Trudno tu nawet winić trenera. Można mu ewentualnie zarzucić tylko to, że nie zgłosił do rozgrywek samego siebie, bo mamy przeczucie, że przy swoim temperamencie całkiem nieźle by się spisywał w rozbijaniu ataków przeciwnika. Tylko te kartki za dyskusje z arbitrami mogłyby zaburzyć harmonię w zespole. A mówiąc już na poważnie – nie sposób regularnie punktować w ekstraklasie, grając kompletnie bez obrony. Ofensywa Zagłębia – choć czasami działająca naprawdę skutecznie, a nawet efektownie – nie była na tyle potężna, by za każdym razem przelicytować dowolnego rywala i zawsze zapewniać zespołowi o jednego gola więcej.
Pytanie – czy tutaj w ogóle był materiał do jakiejkolwiek poprawy, czy dało się cokolwiek polepszyć? Być może po prostu nie. W każdym razie, Ivanauskas nie znalazł recepty na tę bolączkę. Miał Zagłębie utrzymać, lecz poległ.
Trochę za dużo było u tego szkoleniowca emocji, przede wszystkim tych negatywnych. Awanturowania się, tropienia sędziowskich pomyłek, tworzenia sobie wrogów tam, gdzie ich tak naprawdę nie było. Bo głównym wrogiem Zagłębia Sosnowiec w boju o utrzymanie w ekstraklasie była – powtórzmy – jego własna defensywa. I z tym przeciwnikiem litewski trener nie tyle sobie nie poradził, co w pewnym momencie chyba nawet przestał próbować z nim w jakikolwiek sposób walczyć.
Bilans Valdasa Ivanauskasa w Ekstraklasie (2018/19)
26 meczów. 6 zwycięstw, 4 remisy, 16 porażek. Średnia: 0.85 punktu na mecz.
miejsce w tabeli: 16. (22 punkty).
zwycięstwa: 3:1, 2:0 Miedź Legnica (d, w), 3:2 Arka Gdynia (d), 4:1 Korona Kielce (d), 4:3, 2:1 Wisła Kraków (d, w).
remisy: 2:2 Wisła Kraków (w), 0:0 Piast Gliwice (w), 2:2 Miedź Legnica (w), 0:0 Wisła Płock (w).

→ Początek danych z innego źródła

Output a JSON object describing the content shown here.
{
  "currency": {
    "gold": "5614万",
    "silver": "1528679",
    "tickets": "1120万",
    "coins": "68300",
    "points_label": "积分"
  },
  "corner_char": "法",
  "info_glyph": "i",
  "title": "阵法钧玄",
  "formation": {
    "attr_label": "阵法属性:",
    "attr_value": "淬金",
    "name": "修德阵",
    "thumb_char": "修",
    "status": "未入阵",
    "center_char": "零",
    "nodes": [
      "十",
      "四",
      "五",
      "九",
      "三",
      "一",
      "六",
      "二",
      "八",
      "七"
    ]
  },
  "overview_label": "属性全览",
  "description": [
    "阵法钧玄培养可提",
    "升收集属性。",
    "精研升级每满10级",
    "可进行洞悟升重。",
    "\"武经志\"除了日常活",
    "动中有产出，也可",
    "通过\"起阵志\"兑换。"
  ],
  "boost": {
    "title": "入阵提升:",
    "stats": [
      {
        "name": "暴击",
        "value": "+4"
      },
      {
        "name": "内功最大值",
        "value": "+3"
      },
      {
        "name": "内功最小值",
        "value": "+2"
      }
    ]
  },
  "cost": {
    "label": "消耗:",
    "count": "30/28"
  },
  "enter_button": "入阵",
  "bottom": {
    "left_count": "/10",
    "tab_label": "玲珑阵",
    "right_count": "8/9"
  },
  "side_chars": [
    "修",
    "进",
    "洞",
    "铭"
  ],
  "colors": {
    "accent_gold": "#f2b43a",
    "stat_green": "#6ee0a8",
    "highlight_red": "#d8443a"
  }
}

porażki: 1:4, 1:2 Jagiellonia Białystok (d, w), 0:2, 1:3 Wisła Płock (w, d), 1:2 Zagłębie Lubin (d), 0:1 Pogoń Szczecin (w), 0:6 Lech Poznań (d), 2:3 Legia Warszawa (d), 0:2, 2:4 Śląsk Wrocław (w, d), 1:2, 0:4 Górnik Zabrze (w, w), 1:2 Cracovia (w), 0:1 Lechia Gdańsk (d), 0:2 Arka Gdynia (w), 2:4 Korona Kielce (d).